I want to conclude, temporarily, the dialogue we had with Yihong-Ding. Not because the issue is exhausted, but because we have achieved a new clarity in exactly the issues that we converge, respectively diverge on.
Yhong-Ding’s new contribution is here and is entirely recommended for deep reading, as it is somewhat complex.
What it offers is first of all a history of value measurement from land to capital to mind assets, and also a crucial distinction between liabilities (which only represent a cost) and assets (able to create new value)
What I thought I misunderstood earlier is that Yihong-Ding, like us, is not just thinking the present, but also the future, and this future is very similar: one in which value is not capital, but mind. It makes a lot more sense if you read his arguments divorced from any reference to monetary value, as he is talking about an entirely different logic.
This being said, I still see differences, since I do not believe, and think he does, that the digital copyability is something transient, and also, I disagree with the hard distinction between liabilities and assets. For example, Yihong-Ding sees YouTube videos as liabilities. I disagree, and believe that some iideas, may generate tremendous value, thought the whole process is largely ‘beyond measure’.
Time will tell if the solutions predicted and wished for by Yihong-Ding, will materialize to create a ‘mind economy’.
Some experts.
1. Capital vs. mind assets, and the transition to a mind asset value economy
Yihong-Ding:
“What we are facing now is the rise of information industry. Information industry is different from the traditional industry. Information industry takes mind as its primary input in comparing to that the traditional industry takes capital as its primary input. This change has been overlooked by many people until now because we have been used to think of mind also as a special type of capital—similar to simply take land as real estates. It is such a narrowed thought of mind that causes the difficulty of understanding the measurement of mind asset.
Mind essentially is different from capital, which is the same as that land essentially is different from capital. We may evaluate both land and mind in their capitalized value only if they are freely acquired with money or financial capital. When they are essentially more crucial in society than financial capital such as land in feudal society, however, they are not capital any more. By contrast, themselves become the scale of measurement about wealth in society.
Capital is not the natural scale of asset measurement and it will not be the scale of asset measurement forever. If the wealth of feudal society was measured by land but not capital, why can’t the wealth of the new coming age be measured by mind instead of capital? We may apply financial capital (money) to measure wealth in any time period. But it does not necessary mean that financial capital is the ultimate scale of asset measurement. There is something money cannot buy, especially within certain particular time period.

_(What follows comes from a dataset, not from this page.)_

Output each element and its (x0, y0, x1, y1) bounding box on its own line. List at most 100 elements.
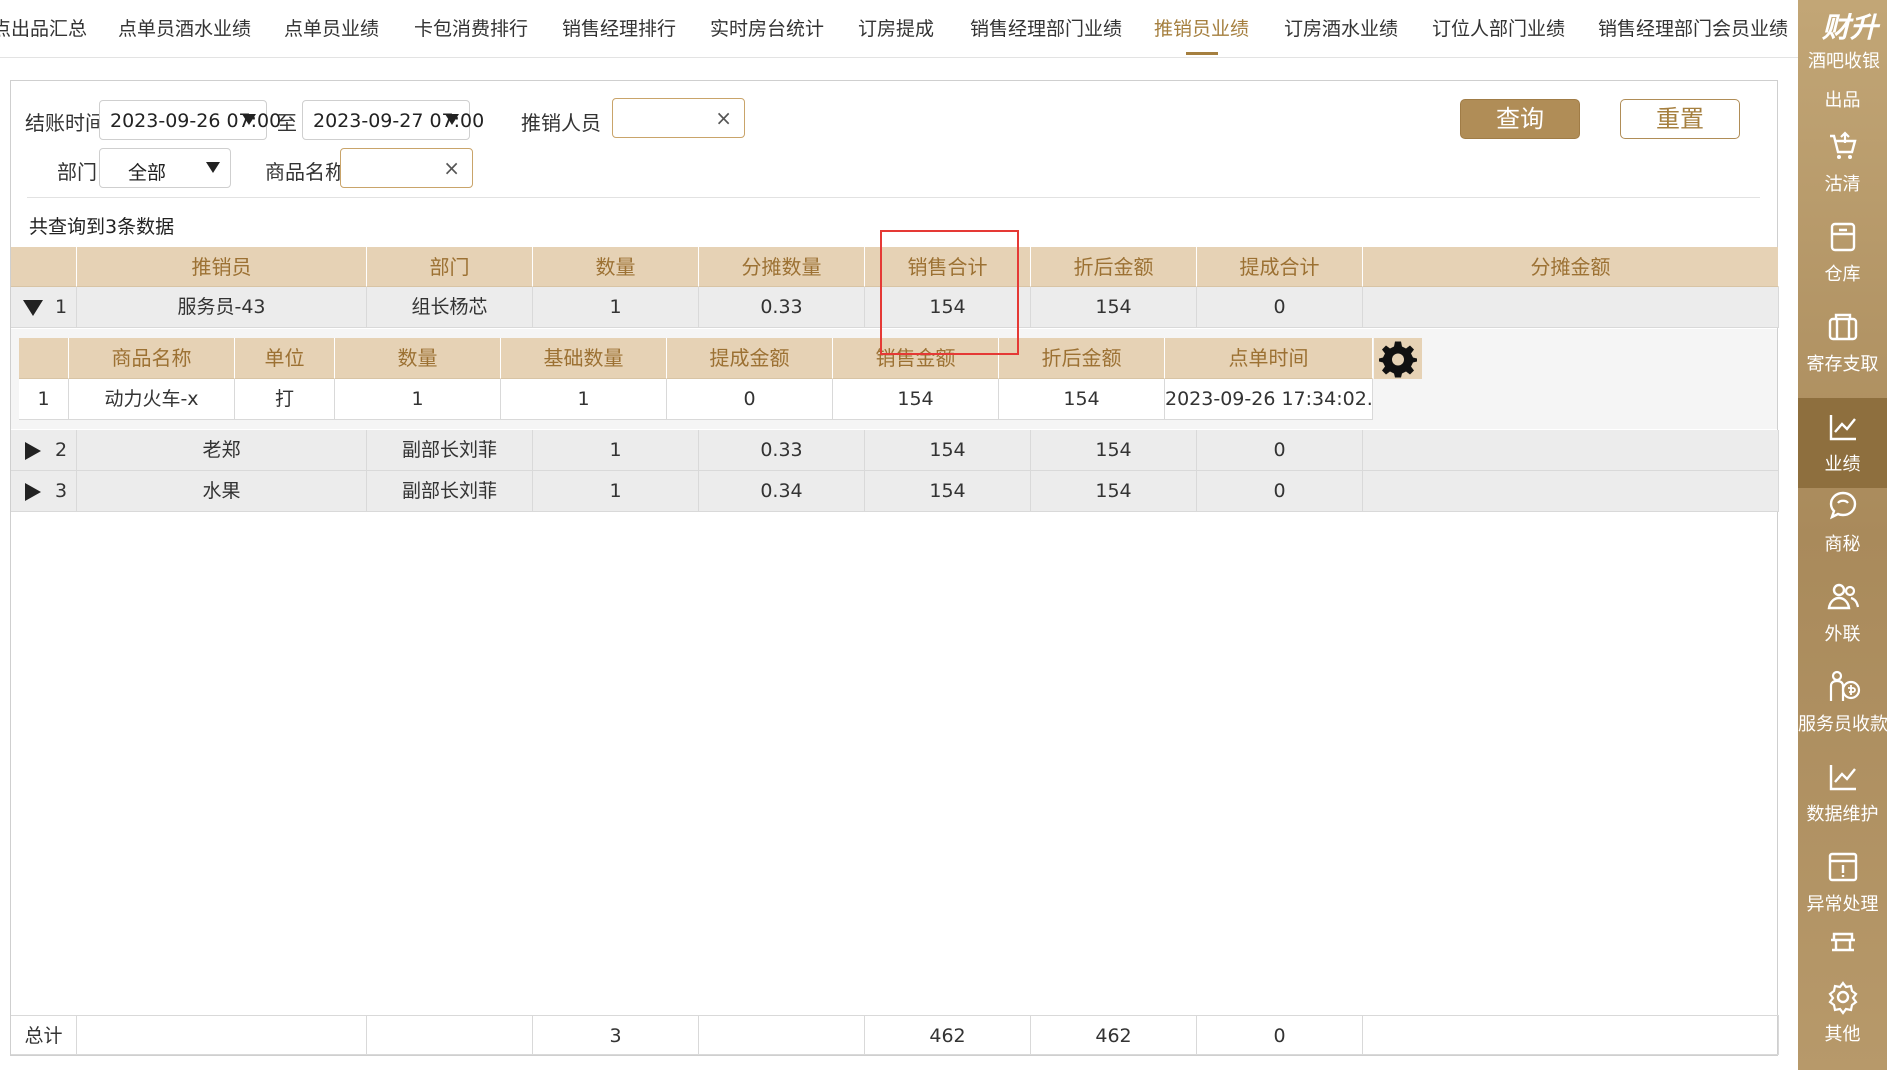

Certainly, however, there are many technical issues we need to solve before mind indeed replaces capital to be the measurement scale of wealth. It also took many years for capital completely replacing land being the key asset of society, let it alone that such a replacement be eventually understood and adopted by the general public. (My grand-father-in-law still did not understand it until the middle of last century in China and thus he and his family paid a great deal on this misunderstanding in the rest of their life.)
In the history of capital, the invention of stocks was a landmark. Stock reveals that capital is liquid in contrast to that land is solid. We may look for a similar invention on mind presentation to prompt the adoption of mind asset. Obviously, however, the invention is not ready yet. We still need more patience for the coming new age of human society. (By the way, I will join Adam Lindemann at Imindi. We expect to not only produce novel mind product but also be end up with a few creative improvement on mind asset presentation as the Dutch East India Company did in 1606.) ”
2. YouTube Videos as a liability, not a mind asset
Yihong-Ding:
“The difference between my thought and Michel’s thought is that Michel takes YouTube videos to be mind asset while to me they are more about mind liability than mind asset because (as Michel discovered) people can hardly use them to produce more mind asset. In other words, that until now it is still so difficult for mind product to be asset is because the general lack of production line of mind.
We have YouTube videos, and they are at the end of the current production line of mind. If they are not input resources of some other Web industrial companies, these videos can only be liability but not asset. Moreover, their purchasing value is also low because their producing cost is low (don’t count the producing cost of shooting the films).
Such a problem is a generic problem in the current Web industry. The reason that Google makes money is that Google has a well developed production line of mind asset. Google can continuously produce higher quality mind asset by converting the low-quality mind product to be the input resources. Hence Google knows the secret of mind as asset (no matter it is by real understanding or by unconsciousness). By contrast, that many other Web companies can hardly make money is because they don’t understand mind asset and they are also not lucky enough to unconsciously catch mind as asset. To the end, they only produce mind product as liability and they do not have the knowledge to design a production line of mind so that their produced liability might be a new form of asset. If Web industrial companies may learn the spirit of mind asset and learn how to make themselves produce asset but not liability, many of them will start to make money.”